Computer vision: This AI technology enables computers and systems to derive meaningful information
from digital images, videos and other visual inputs, and based on those inputs, it can take action. This ability
to provide recommendations distinguishes it from image recognition tasks. Powered by convolutional
neural networks, computer vision has applications within photo tagging in social media, radiology imaging
in healthcare, and self-driving cars within the automotive industry.
Recommendation engines: Using past consumption behavior data, AI algorithms can help to discover data
trends that can be used to develop more effective cross-selling strategies. This is used to make relevant add-
on recommendations to customers during the checkout process for online retailers.
Automated stock trading: Designed to optimize stock portfolios, AI-driven high-frequency trading
platforms make thousands or even millions of trades per day without human intervention.
As machine learning technology advances, it has certainly made our lives easier. However, implementing
machine learning within businesses has also raised a number of ethical concerns surrounding AI
technologies. Some of these include:
Privacy tends to be discussed in the context of data privacy, data protection and data security, and these
concerns have allowed policymakers to make more strides here in recent years. For example, in 2016,
GDPR legislation was created to protect the personal data of people in the European Union and European
Economic Area, giving individuals more control of their data. In the United States, individual states are
developing policies, such as the California Consumer Privacy Act (CCPA), which require businesses to
inform consumers about the collection of their data. This recent legislation has forced companies to rethink
how they store and use personally identifiable data (PII). As a result, investments within security have
become an increasing priority for businesses as they seek to eliminate any vulnerabilities and opportunities
for surveillance, hacking, and cyberattacks.
Instances of bias and discrimination across a number of intelligent systems have raised many ethical
questions regarding the use of artificial intelligence. How can we safeguard against bias and discrimination
when the training data itself can lend itself to bias? While companies typically have well-meaning intentions
around their automation efforts, Reuters (link resides outside IBM) highlights some of the unforeseen
consequences of incorporating AI into hiring practices. In their effort to automate and simplify a process,
Amazon unintentionally biased potential job candidates by gender for open technical roles, and they
ultimately had to scrap the project. As events like these surface, Harvard Business Review (link resides
outside IBM) has raised other pointed questions around the use of AI within hiring practices, such as what
data should you be able to use when evaluating a candidate for a role.
Bias and discrimination aren’t limited to the human resources function either; it can be found in a
number of applications from facial recognition software to social media algorithms.
As businesses become more aware of the risks with AI, they’ve also become more active this
discussion around AI ethics and values. For example, last year IBM’s CEO Arvind Krishna shared that
IBM has sunset its general purpose IBM facial recognition and analysis products, emphasizing that “IBM
firmly opposes and will not condone uses of any technology, including facial recognition technology
offered by other vendors, for mass surveillance, racial profiling, violations of basic human rights and
freedoms, or any purpose which is not consistent with our values and Principles of Trust and Transparency.”

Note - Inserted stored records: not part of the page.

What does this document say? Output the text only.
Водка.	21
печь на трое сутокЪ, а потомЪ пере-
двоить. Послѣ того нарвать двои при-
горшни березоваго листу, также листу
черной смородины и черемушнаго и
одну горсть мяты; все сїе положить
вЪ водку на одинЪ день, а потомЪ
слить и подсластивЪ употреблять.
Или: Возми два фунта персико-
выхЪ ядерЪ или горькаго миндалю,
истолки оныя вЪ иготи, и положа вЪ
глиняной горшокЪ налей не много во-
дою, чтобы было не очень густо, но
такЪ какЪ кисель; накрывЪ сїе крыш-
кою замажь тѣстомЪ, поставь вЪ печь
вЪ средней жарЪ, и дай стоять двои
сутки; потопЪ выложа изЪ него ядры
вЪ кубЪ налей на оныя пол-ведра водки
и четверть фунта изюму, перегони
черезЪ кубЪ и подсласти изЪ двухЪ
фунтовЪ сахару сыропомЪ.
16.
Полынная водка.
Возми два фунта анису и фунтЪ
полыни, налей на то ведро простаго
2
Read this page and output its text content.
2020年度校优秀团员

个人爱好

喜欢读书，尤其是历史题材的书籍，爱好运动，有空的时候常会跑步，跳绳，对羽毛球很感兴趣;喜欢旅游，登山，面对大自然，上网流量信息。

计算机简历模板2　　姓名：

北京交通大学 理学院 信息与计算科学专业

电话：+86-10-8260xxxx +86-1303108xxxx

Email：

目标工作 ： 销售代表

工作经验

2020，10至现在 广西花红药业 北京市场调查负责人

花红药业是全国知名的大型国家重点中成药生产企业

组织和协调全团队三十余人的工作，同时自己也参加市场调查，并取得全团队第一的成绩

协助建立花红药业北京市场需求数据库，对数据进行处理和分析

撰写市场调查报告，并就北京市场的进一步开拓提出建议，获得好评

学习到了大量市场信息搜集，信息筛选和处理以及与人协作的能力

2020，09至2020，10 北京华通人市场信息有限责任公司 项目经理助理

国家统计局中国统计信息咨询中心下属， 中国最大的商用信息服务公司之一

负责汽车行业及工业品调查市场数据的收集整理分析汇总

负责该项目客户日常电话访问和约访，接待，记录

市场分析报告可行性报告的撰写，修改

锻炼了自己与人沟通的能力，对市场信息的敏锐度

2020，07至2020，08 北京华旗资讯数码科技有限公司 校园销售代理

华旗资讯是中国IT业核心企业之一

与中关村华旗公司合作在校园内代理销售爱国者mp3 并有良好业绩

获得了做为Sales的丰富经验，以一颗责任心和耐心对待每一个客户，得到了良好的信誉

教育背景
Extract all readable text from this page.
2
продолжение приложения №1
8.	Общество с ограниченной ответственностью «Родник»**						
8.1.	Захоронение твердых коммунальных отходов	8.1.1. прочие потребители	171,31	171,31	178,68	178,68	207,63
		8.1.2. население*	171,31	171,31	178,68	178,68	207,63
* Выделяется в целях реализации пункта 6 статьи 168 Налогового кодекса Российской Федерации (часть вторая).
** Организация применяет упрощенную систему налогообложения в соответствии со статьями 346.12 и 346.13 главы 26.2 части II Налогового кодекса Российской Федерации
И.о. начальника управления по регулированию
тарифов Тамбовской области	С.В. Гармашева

To read more about this, check out IBM’s policy blog, relaying its point of view on “A Precision
Regulation Approach to Controlling Facial Recognition Technology Exports.”
3.4 ACCOUNTABILITY
Since there isn’t significant legislation to regulate AI practices, there is no real enforcement mechanism to
ensure that ethical AI is practiced. The current incentives for companies to adhere to these guidelines are
the negative repercussions of an unethical AI system to the bottom line. To fill the gap, ethical frameworks
have emerged as part of a collaboration between ethicists and researchers to govern the construction and
distribution of AI models within society. However, at the moment, these only serve to guide, and research
(link resides outside IBM) (PDF, 1 MB) shows that the combination of distributed responsibility and lack
of foresight into potential consequences isn’t necessarily conducive to preventing harm to society.